Nel merito, si conferma che nel caso in cui il Direttore di Struttura Complessa abbia, in via eccezionale e su base volontaria, espletato un servizio di pronta disponibilità sostitutiva, non sono retribuibili le ore di straordinario mentre l’indennità deve comunque essere erogata.

Infatti, l’art. 25 comma 1 (Orario di lavoro dei dirigenti con incarico di direzione di struttura complessa) del CCNL in oggetto, come già il previgente CCNL, per i direttori di struttura complessa non prevede un orario minimo settimanale d’obbligo, come per gli altri dirigenti di cui all’art. 24 (Orario di lavoro dei dirigenti) del medesimo CCNL 2016-2018, mentre è previsto che gli stessi direttori abbiano come finalità il raggiungimento degli obiettivi stabiliti dall'azienda e connessi all'incarico affidato e che debbano assicurare la presenza giornaliera in servizio nonché correlare il proprio orario a quello degli altri dirigenti di cui all’art. 24.

Non avendo un orario minimo settimanale d’obbligo, il dirigente, incaricato della direzione di struttura complessa non può essere compensato per il plus orario/lavoro straordinario.

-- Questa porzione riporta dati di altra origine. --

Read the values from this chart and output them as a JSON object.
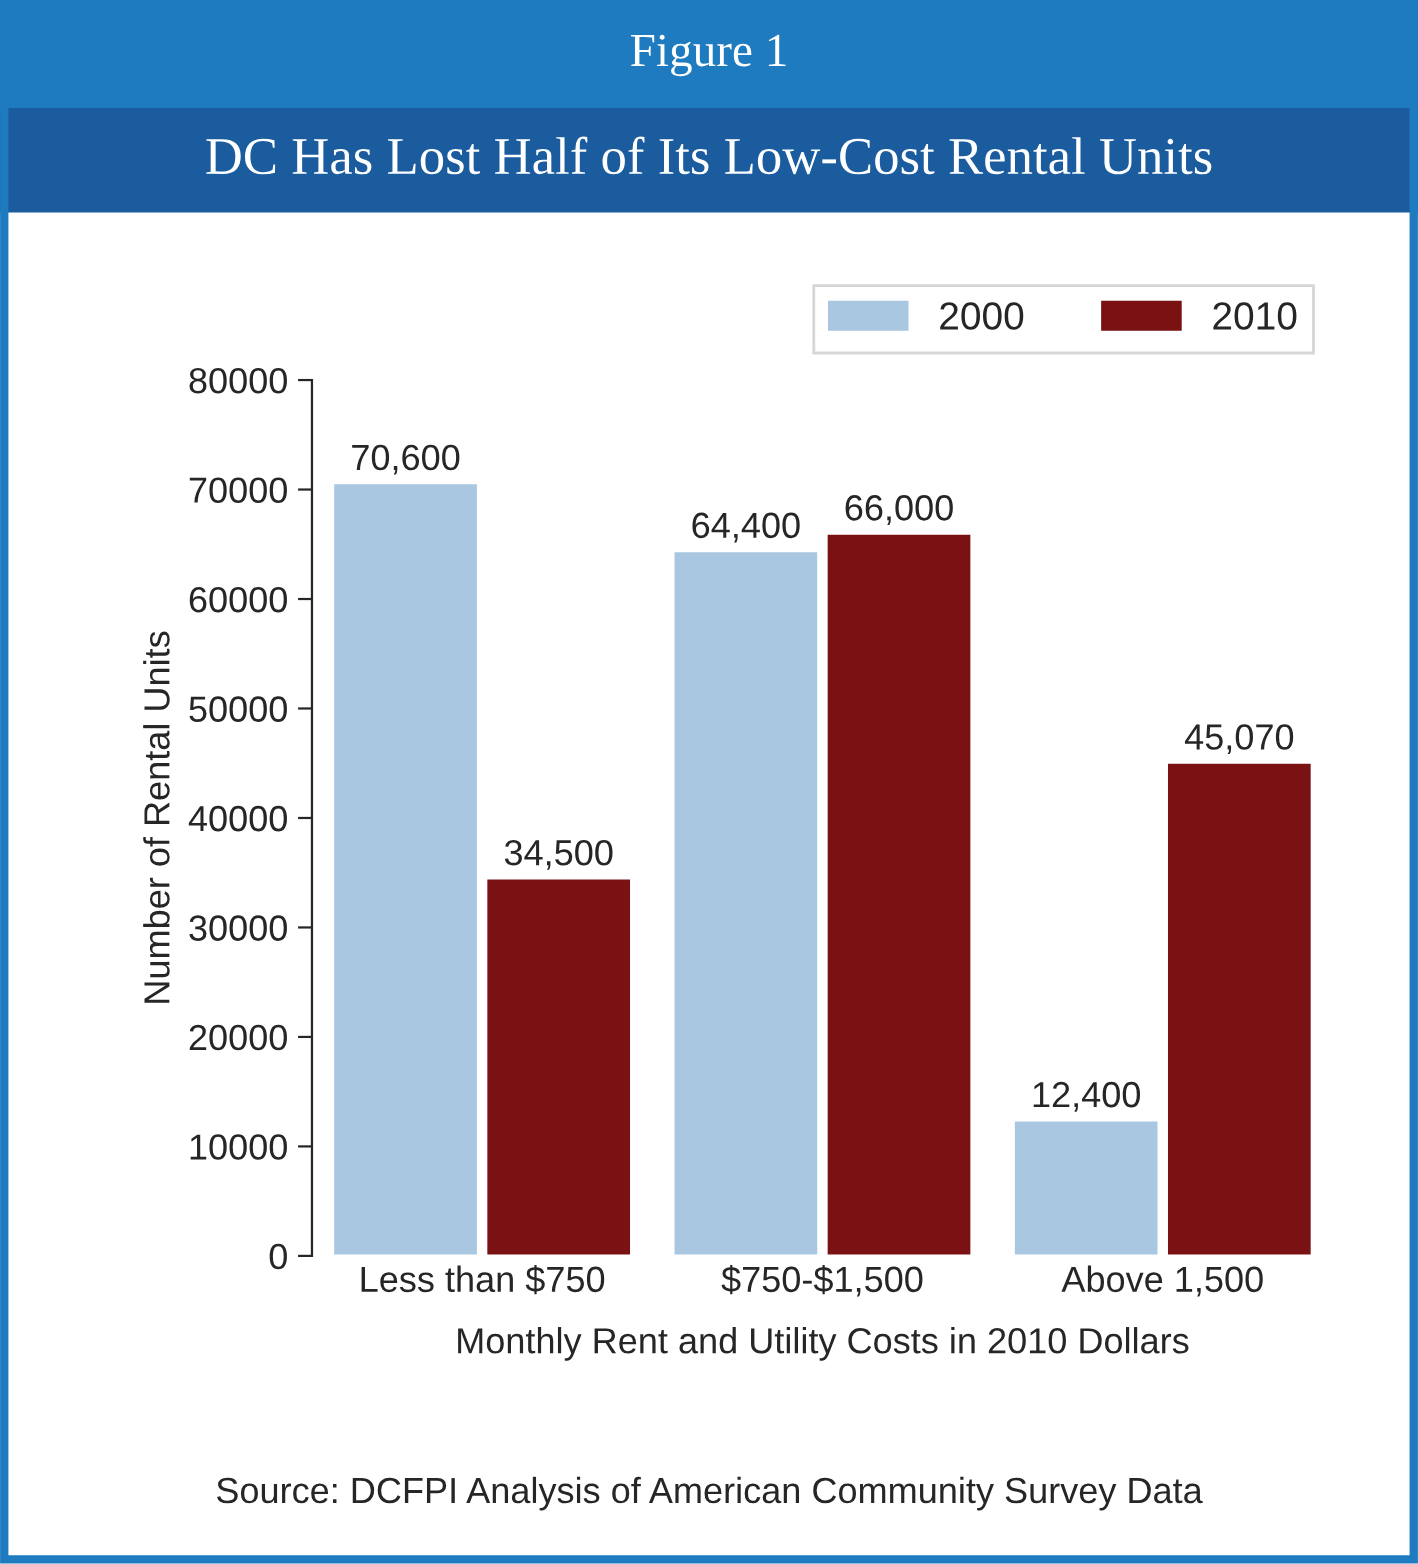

Purtuttavia, il comma 5 dell’art. 93 (Retribuzione di risultato e relativa differenziazione) del nuovo CCNL citato conferma “quanto previsto dall’art. 65, comma 3, ultimo periodo del CCNL del 5.12.1996, I biennio economico (La produttività per i dirigenti medici e veterinari di I e II livello del servizio sanitario nazionale) per l’Area IV e l’art.62, comma 3, ultimo periodo del CCNL del 5.12.1996, I biennio economico (La produttività per i dirigenti del Servizio sanitario nazionale) per l’Area III con riferimento alla sola dirigenza sanitaria e delle professioni sanitarie, fermo restando che le norme previgenti sull’orario di lavoro ivi richiamate devono ritenersi disapplicate e sostituite da quelle del nuovo CCNL.

In base alle disposizioni contrattuali sopra richiamate “Nel passaggio al nuovo sistema di retribuzione per risultato dovranno, comunque, essere garantiti i livelli organizzativi, assistenziali e di produttività ottenuti con l’applicazione dell’istituto di incentivazione sub 1 di cui all’art. 123 del D.P.R. 384/1990, lett. a). La retribuzione di risultato compensa anche l’eventuale superamento dell’orario di lavoro di cui agli artt. 17 e 18 per il raggiungimento dell’obiettivo assegnato.